We parse a JSON document to a tape. A tape is an array of 64-bit values. Each node encountered in the JSON document is written to the tape using one or more 64-bit tape elements; the layout of the tape is in "document order": elements are stored as they are encountered in the JSON document.
Most tape elements are written as `('c' << 56) + x` where `'c'` is some ASCII character determining the type of the element (out of 't', 'f', 'n', 'l', 'u', 'd', '"', '{', '}', '[', ']' ,'r') and where `x` is a 56-bit value called the payload. The payload is normally interpreted as an unsigned 56-bit integer. Note that 56-bit integers can be quite large.
- The 64-bit value `('l' << 56)` followed by the 64-bit integer value literally. Integer values are assumed to be signed 64-bit values, using two's complement notation.
- The 64-bit value `('u' << 56)` followed by the 64-bit integer value literally. Integer values are assumed to be unsigned 64-bit values.
We prefix the string data itself by a 32-bit header to be interpreted as a 32-bit integer. It indicates the length of the string. The actual string data starts at an offset of 4 bytes.

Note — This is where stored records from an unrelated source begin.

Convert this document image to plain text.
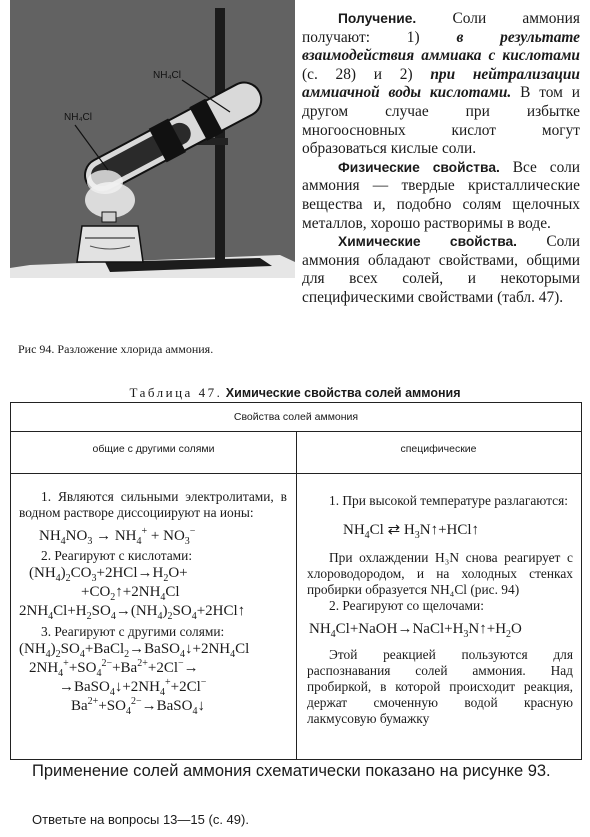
NH₄Cl
NH₄Cl
Рис 94. Разложение хлорида аммония.

Получение. Соли аммония получают: 1) в результате взаимодействия аммиака с кислотами (с. 28) и 2) при нейтрализации аммиачной воды кислотами. В том и другом случае при избытке многоосновных кислот могут образоваться кислые соли.

Физические свойства. Все соли аммония — твердые кристаллические вещества и, подобно солям щелочных металлов, хорошо растворимы в воде.

Химические свойства. Соли аммония обладают свойствами, общими для всех солей, и некоторыми специфическими свойствами (табл. 47).

Таблица 47. Химические свойства солей аммония
Свойства солей аммония
общие с другими солями	специфические

1. Являются сильными электролитами, в водном растворе диссоциируют на ионы:

$NH_4NO_3 \to NH_4^+ + NO_3^-$

2. Реагируют с кислотами:

$(NH_4)_2CO_3+2HCl\to H_2O+$

$+CO_2↑+2NH_4Cl$

$2NH_4Cl+H_2SO_4\to(NH_4)_2SO_4+2HCl↑$

3. Реагируют с другими солями:

$(NH_4)_2SO_4+BaCl_2\to BaSO_4↓+2NH_4Cl$

$2NH_4^++SO_4^{2-}+Ba^{2+}+2Cl^-\to$

$\to BaSO_4↓+2NH_4^++2Cl^-$

$Ba^{2+}+SO_4^{2-}\to BaSO_4↓$

1. При высокой температуре разлагаются:

$NH_4Cl$ ⇄ $H_3N↑+HCl↑$

При охлаждении H₃N снова реагирует с хлороводородом, и на холодных стенках пробирки образуется NH₄Cl (рис. 94)

2. Реагируют со щелочами:

$NH_4Cl+NaOH\to NaCl+H_3N↑+H_2O$

Этой реакцией пользуются для распознавания солей аммония. Над пробиркой, в которой происходит реакция, держат смоченную водой красную лакмусовую бумажку

Применение солей аммония схематически показано на рисунке 93.
Ответьте на вопросы 13—15 (с. 49).
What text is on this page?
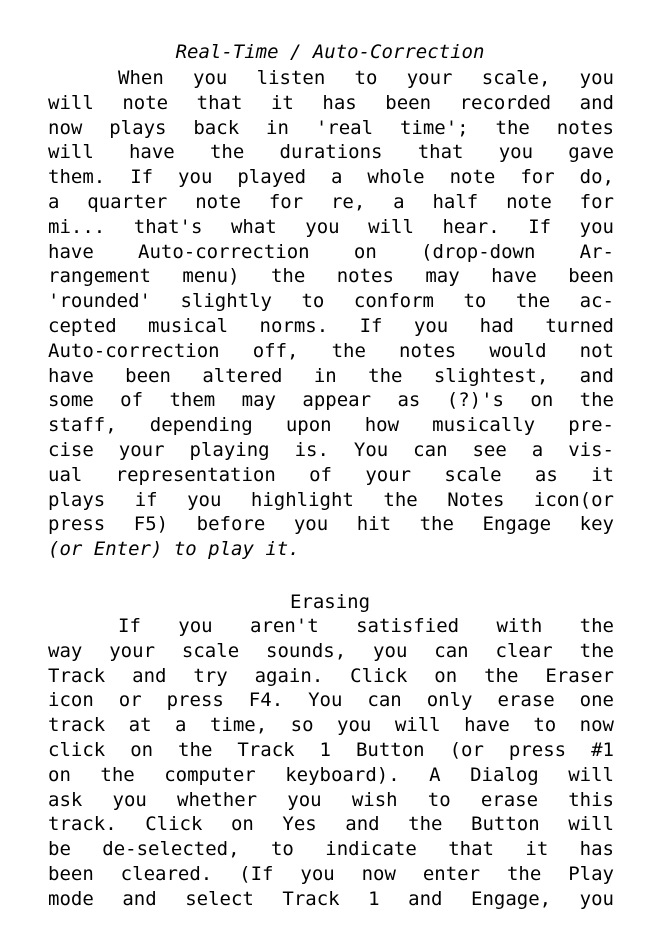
Real-Time / Auto-Correction
When you listen to your scale, you
will note that it has been recorded and
now plays back in 'real time'; the notes
will have the durations that you gave
them. If you played a whole note for do,
a quarter note for re, a half note for
mi... that's what you will hear. If you
have Auto-correction on (drop-down Ar-
rangement menu) the notes may have been
'rounded' slightly to conform to the ac-
cepted musical norms. If you had turned
Auto-correction off, the notes would not
have been altered in the slightest, and
some of them may appear as (?)'s on the
staff, depending upon how musically pre-
cise your playing is. You can see a vis-
ual representation of your scale as it
plays if you highlight the Notes icon(or
press F5) before you hit the Engage key
(or Enter) to play it.
Erasing
If you aren't satisfied with the
way your scale sounds, you can clear the
Track and try again. Click on the Eraser
icon or press F4. You can only erase one
track at a time, so you will have to now
click on the Track 1 Button (or press #1
on the computer keyboard). A Dialog will
ask you whether you wish to erase this
track. Click on Yes and the Button will
be de-selected, to indicate that it has
been cleared. (If you now enter the Play
mode and select Track 1 and Engage, you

We store string values using UTF-8 encoding with null termination on a separate tape. A string value is represented on the main tape as the 64-bit tape element `('"' << 56) + x` where the payload `x` is the location on the string tape of the null-terminated string.
- The first 64-bit tape element contains the value `('[' << 56) + (c << 32) + x` where the payload `x` is 1 + the index of the second 64-bit tape element on the tape as a 32-bit integer and where `c` is the count of the number of elements (immediate children) in the array, satured to a 24-bit value (meaning that it cannot exceed 16777215 and if the real count exceeds 16777215, 16777215 is stored). Note that the exact count of elements can always be computed by iterating (e.g., when it is 16777215 or higher).
- The second 64-bit tape element contains the value `(']' << 56) + x` where the payload `x` contains the index of the first 64-bit tape element on the tape.
Performance consideration: We can skip the content of an array entirely by accessing the first 64-bit tape element, reading the payload and moving to the corresponding index on the tape.
- The first 64-bit tape element contains the value `('{' << 56) + (c << 32) + x` where the payload `x` is 1 + the index of the second 64-bit tape element on the tape as a 32-bit integer and where `c` is the count of the number of key-value pairs (immediate children) in the array, satured to a 24-bit value (meaning that it cannot exceed 16777215 and if the real count exceeds 16777215, 16777215 is stored). Note that the exact count of key-value pairs can always be computed by iterating (e.g., when it is 16777215 or higher).
- The second 64-bit tape element contains the value `('}' << 56) + x` where the payload `x` contains the index of the first 64-bit tape element on the tape.
Performance consideration: We can skip the content of an object entirely by accessing the first 64-bit tape element, reading the payload and moving to the corresponding index on the tape.